To evaluate the ability of a multisensory fitness tracker, the Jawbone UP3 (JB3), to quantify and classify sleep in patients with suspected central disorders of hypersomnolence.

Methods:

This study included 43 patients who completed polysomnography (PSG) and a Multiple Sleep Latency Test (MSLT) with concurrent wrist-worn JB3 and Actiwatch 2 (AW2) recordings for comparison. Mean differences in nocturnal sleep architecture variables were compared using Bland-Altman analysis.

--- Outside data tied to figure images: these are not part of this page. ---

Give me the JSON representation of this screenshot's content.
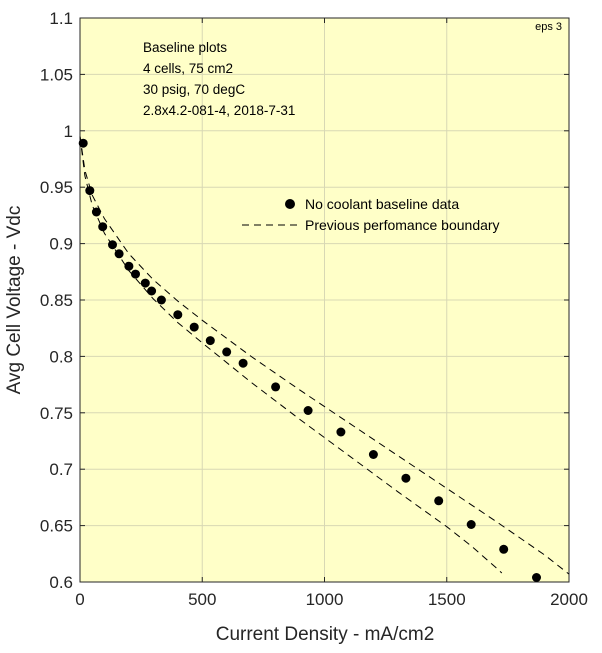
{
  "chart_data": {
    "type": "scatter",
    "xlabel": "Current Density - mA/cm2",
    "ylabel": "Avg Cell Voltage - Vdc",
    "xlim": [
      0,
      2000
    ],
    "ylim": [
      0.6,
      1.1
    ],
    "xticks": [
      "0",
      "500",
      "1000",
      "1500",
      "2000"
    ],
    "yticks": [
      "0.6",
      "0.65",
      "0.7",
      "0.75",
      "0.8",
      "0.85",
      "0.9",
      "0.95",
      "1",
      "1.05",
      "1.1"
    ],
    "grid": true,
    "background_color": "#FFFFC8",
    "corner_label": "eps 3",
    "annotations": [
      "Baseline plots",
      "4 cells, 75 cm2",
      "30 psig, 70 degC",
      "2.8x4.2-081-4, 2018-7-31"
    ],
    "legend": {
      "placement": "upper-right",
      "entries": [
        "No coolant baseline data",
        "Previous perfomance boundary"
      ]
    },
    "series": [
      {
        "name": "No coolant baseline data",
        "style": "markers",
        "x": [
          13,
          40,
          67,
          93,
          133,
          160,
          200,
          227,
          267,
          293,
          333,
          400,
          467,
          533,
          600,
          667,
          800,
          933,
          1067,
          1200,
          1333,
          1467,
          1600,
          1733,
          1867
        ],
        "y": [
          0.989,
          0.947,
          0.928,
          0.915,
          0.899,
          0.891,
          0.88,
          0.873,
          0.865,
          0.858,
          0.85,
          0.837,
          0.826,
          0.814,
          0.804,
          0.794,
          0.773,
          0.752,
          0.733,
          0.713,
          0.692,
          0.672,
          0.651,
          0.629,
          0.604
        ]
      },
      {
        "name": "Previous perfomance boundary",
        "style": "dashed",
        "x": [
          0,
          20,
          50,
          100,
          200,
          300,
          400,
          500,
          700,
          900,
          1100,
          1300,
          1500,
          1700,
          1900,
          2000
        ],
        "y": [
          0.995,
          0.965,
          0.943,
          0.922,
          0.891,
          0.868,
          0.849,
          0.832,
          0.8,
          0.77,
          0.741,
          0.712,
          0.683,
          0.654,
          0.624,
          0.607
        ]
      },
      {
        "name": "",
        "style": "dashed",
        "x": [
          0,
          20,
          50,
          100,
          200,
          300,
          400,
          500,
          700,
          900,
          1100,
          1300,
          1500,
          1600,
          1700,
          1725
        ],
        "y": [
          0.995,
          0.96,
          0.934,
          0.909,
          0.876,
          0.851,
          0.83,
          0.812,
          0.777,
          0.744,
          0.712,
          0.68,
          0.649,
          0.632,
          0.613,
          0.608
        ]
      }
    ]
  }
}
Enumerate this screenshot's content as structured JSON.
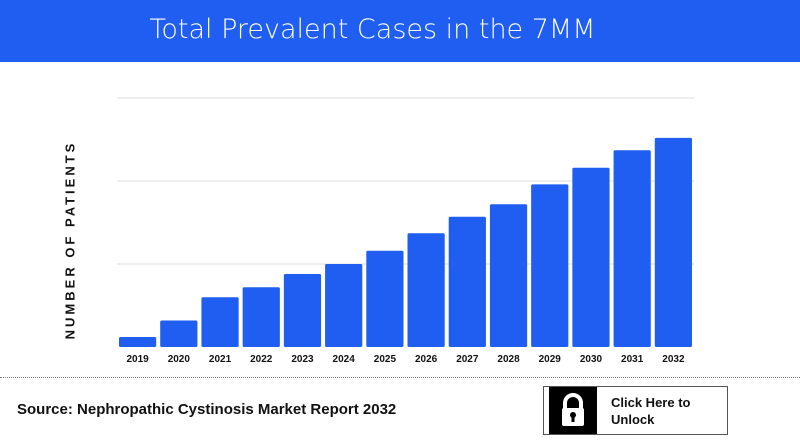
{
  "header": {
    "title": "Total Prevalent Cases in the 7MM"
  },
  "footer": {
    "source": "Source: Nephropathic Cystinosis Market Report 2032",
    "unlock_label": "Click Here to Unlock",
    "unlock_icon": "lock-icon"
  },
  "colors": {
    "bar": "#1f5ef0",
    "header": "#1f5ef0"
  },
  "chart_data": {
    "type": "bar",
    "title": "Total Prevalent Cases in the 7MM",
    "xlabel": "",
    "ylabel": "NUMBER OF PATIENTS",
    "categories": [
      "2019",
      "2020",
      "2021",
      "2022",
      "2023",
      "2024",
      "2025",
      "2026",
      "2027",
      "2028",
      "2029",
      "2030",
      "2031",
      "2032"
    ],
    "values": [
      0.12,
      0.32,
      0.6,
      0.72,
      0.88,
      1.0,
      1.16,
      1.37,
      1.57,
      1.72,
      1.96,
      2.16,
      2.37,
      2.52
    ],
    "ylim": [
      0,
      3
    ],
    "y_tick_labels_shown": false,
    "grid": true,
    "legend": "none"
  }
}
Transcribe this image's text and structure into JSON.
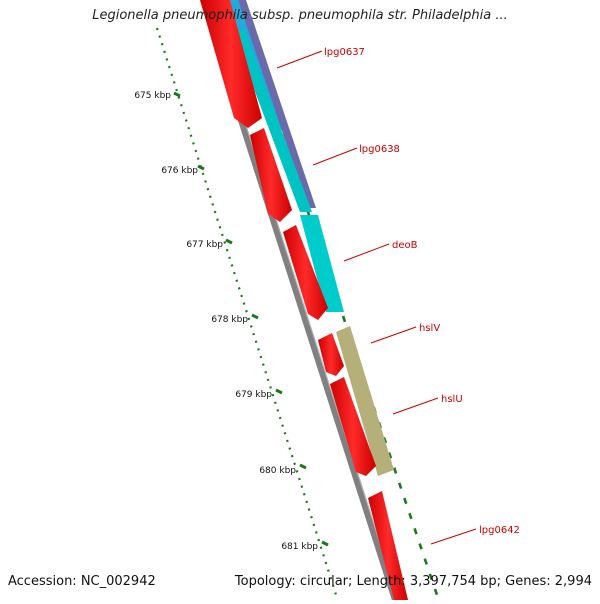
{
  "title": "Legionella pneumophila subsp. pneumophila str. Philadelphia ...",
  "footer": {
    "accession": "Accession: NC_002942",
    "summary": "Topology: circular; Length: 3,397,754 bp; Genes: 2,994"
  },
  "ticks": [
    {
      "label": "675 kbp"
    },
    {
      "label": "676 kbp"
    },
    {
      "label": "677 kbp"
    },
    {
      "label": "678 kbp"
    },
    {
      "label": "679 kbp"
    },
    {
      "label": "680 kbp"
    },
    {
      "label": "681 kbp"
    }
  ],
  "genes": [
    {
      "label": "lpg0637"
    },
    {
      "label": "lpg0638"
    },
    {
      "label": "deoB"
    },
    {
      "label": "hslV"
    },
    {
      "label": "hslU"
    },
    {
      "label": "lpg0642"
    }
  ],
  "colors": {
    "cds": "#ff0000",
    "label": "#cc0000",
    "backbone": "#808080",
    "tick": "#1a7a1a",
    "cyan": "#00cccc",
    "purple": "#5a5a9a",
    "khaki": "#b5b07a",
    "skyblue": "#22aadd"
  }
}
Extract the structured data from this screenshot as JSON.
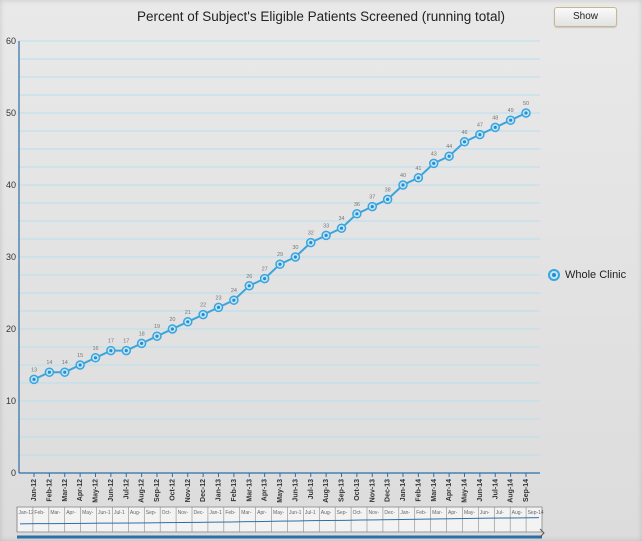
{
  "title": "Percent of Subject's Eligible Patients Screened (running total)",
  "show_button": "Show",
  "colors": {
    "series": "#3aa4dc",
    "grid": "#b8dff0",
    "axis": "#2e6fa8",
    "background": "#e4e4e4"
  },
  "chart_data": {
    "type": "line",
    "title": "Percent of Subject's Eligible Patients Screened (running total)",
    "xlabel": "",
    "ylabel": "",
    "ylim": [
      0,
      60
    ],
    "yticks": [
      0,
      10,
      20,
      30,
      40,
      50,
      60
    ],
    "grid": true,
    "legend_position": "right",
    "categories": [
      "Jan-12",
      "Feb-12",
      "Mar-12",
      "Apr-12",
      "May-12",
      "Jun-12",
      "Jul-12",
      "Aug-12",
      "Sep-12",
      "Oct-12",
      "Nov-12",
      "Dec-12",
      "Jan-13",
      "Feb-13",
      "Mar-13",
      "Apr-13",
      "May-13",
      "Jun-13",
      "Jul-13",
      "Aug-13",
      "Sep-13",
      "Oct-13",
      "Nov-13",
      "Dec-13",
      "Jan-14",
      "Feb-14",
      "Mar-14",
      "Apr-14",
      "May-14",
      "Jun-14",
      "Jul-14",
      "Aug-14",
      "Sep-14"
    ],
    "series": [
      {
        "name": "Whole Clinic",
        "values": [
          13,
          14,
          14,
          15,
          16,
          17,
          17,
          18,
          19,
          20,
          21,
          22,
          23,
          24,
          26,
          27,
          29,
          30,
          32,
          33,
          34,
          36,
          37,
          38,
          40,
          41,
          43,
          44,
          46,
          47,
          48,
          49,
          50
        ]
      }
    ],
    "navigator_labels": [
      "Jan-12",
      "Feb-",
      "Mar-",
      "Apr-",
      "May-",
      "Jun-1",
      "Jul-1",
      "Aug-",
      "Sep-",
      "Oct-",
      "Nov-",
      "Dec-",
      "Jan-1",
      "Feb-",
      "Mar-",
      "Apr-",
      "May-",
      "Jun-1",
      "Jul-1",
      "Aug-",
      "Sep-",
      "Oct-",
      "Nov-",
      "Dec-",
      "Jan-",
      "Feb-",
      "Mar-",
      "Apr-",
      "May-",
      "Jun-",
      "Jul-",
      "Aug-",
      "Sep-14"
    ]
  }
}
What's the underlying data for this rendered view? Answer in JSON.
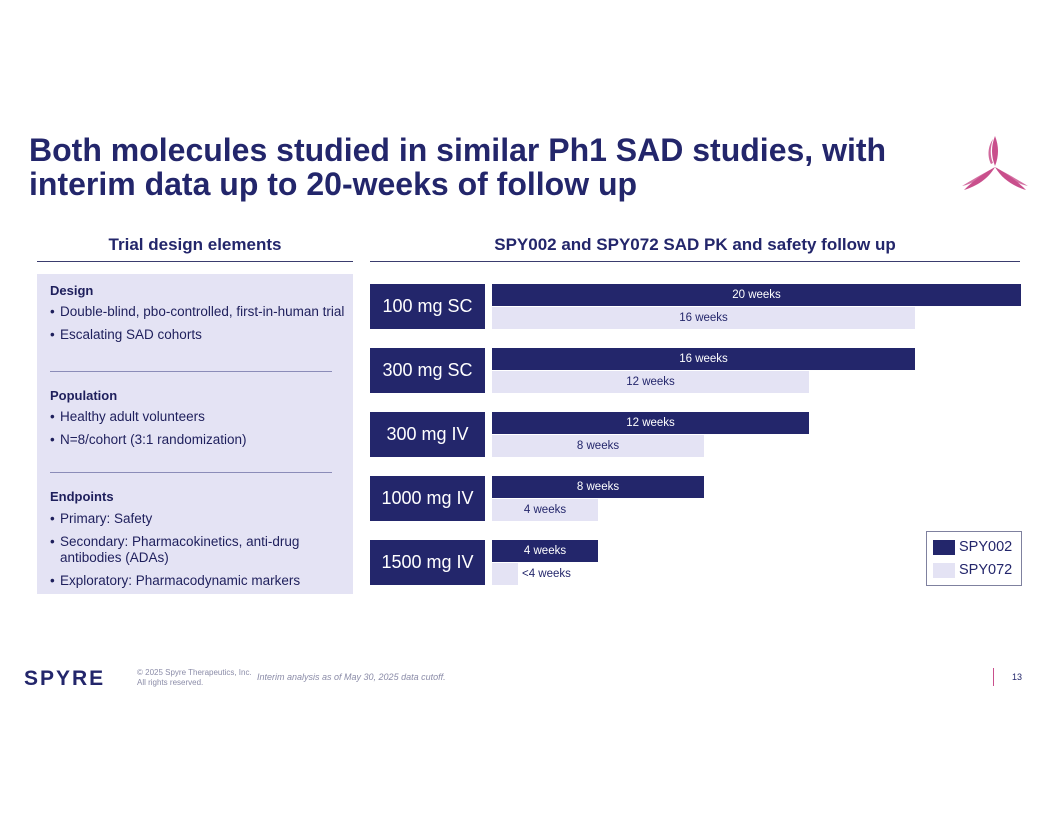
{
  "slide": {
    "title_line1": "Both molecules studied in similar Ph1 SAD studies, with",
    "title_line2": "interim data up to 20-weeks of follow up",
    "colors": {
      "navy": "#23266b",
      "lavender": "#e4e3f4",
      "magenta": "#c94f8c"
    }
  },
  "left": {
    "heading": "Trial design elements",
    "sections": [
      {
        "title": "Design",
        "bullets": [
          "Double-blind, pbo-controlled, first-in-human trial",
          "Escalating SAD cohorts"
        ]
      },
      {
        "title": "Population",
        "bullets": [
          "Healthy adult volunteers",
          "N=8/cohort (3:1 randomization)"
        ]
      },
      {
        "title": "Endpoints",
        "bullets": [
          "Primary: Safety",
          "Secondary: Pharmacokinetics, anti-drug",
          "antibodies (ADAs)",
          "Exploratory: Pharmacodynamic markers"
        ]
      }
    ],
    "bullet_glyph": "•"
  },
  "right": {
    "heading": "SPY002 and SPY072 SAD PK and safety follow up"
  },
  "chart_data": {
    "type": "bar",
    "orientation": "horizontal",
    "title": "SPY002 and SPY072 SAD PK and safety follow up",
    "categories": [
      "100 mg SC",
      "300 mg SC",
      "300 mg IV",
      "1000 mg IV",
      "1500 mg IV"
    ],
    "series": [
      {
        "name": "SPY002",
        "values": [
          20,
          16,
          12,
          8,
          4
        ],
        "labels": [
          "20 weeks",
          "16 weeks",
          "12 weeks",
          "8 weeks",
          "4 weeks"
        ],
        "color": "#23266b"
      },
      {
        "name": "SPY072",
        "values": [
          16,
          12,
          8,
          4,
          1
        ],
        "labels": [
          "16 weeks",
          "12 weeks",
          "8 weeks",
          "4 weeks",
          "<4 weeks"
        ],
        "color": "#e4e3f4"
      }
    ],
    "xlim": [
      0,
      20
    ],
    "xlabel": "",
    "ylabel": "",
    "legend": "bottom-right"
  },
  "footer": {
    "brand": "SPYRE",
    "copyright_line1": "© 2025 Spyre Therapeutics, Inc.",
    "copyright_line2": "All rights reserved.",
    "note": "Interim analysis as of May 30, 2025 data cutoff.",
    "page": "13"
  }
}
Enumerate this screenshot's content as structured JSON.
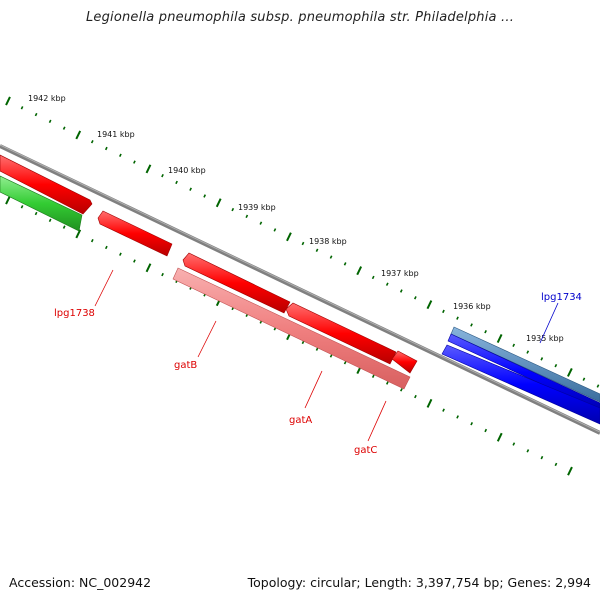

Sensitivity, specificity, and accuracy were derived for both devices relative to PSG. Ability of the JB3 to detect sleep onset rapid eye movement periods (SOREMPs) during MSLT naps was also quantified.

Results:

JB3 demonstrated a significant overestimation of total sleep time (39.6 min, P < .0001) relative to PSG, but performed comparably to AW2. Although the ability of the JB3 to detect epochs of sleep was relatively good (sensitivity = 0.97), its ability to distinguish light, deep, and REM sleep was poor. Similarly, the JB3 did not correctly identify a single SOREMP during any MSLT nap opportunity.

Conclusions:

The JB3 did not accurately quantify or classify sleep in patients with suspected central disorders of hypersomnolence, and was particularly poor at identifying REM sleep. Thus, this device cannot be used as a surrogate for PSG or MSLT in the assessment of patients with suspected central disorders of hypersomnolence.

Citation:

Cook JD, Prairie ML, Plante DT. Ability of the multisensory Jawbone UP3 to quantify and classify sleep in patients with suspected central disorders of hypersomnolence: a comparison against polysomnography and actigraphy. J Clin Sleep Med. 2018;14(5):841–848.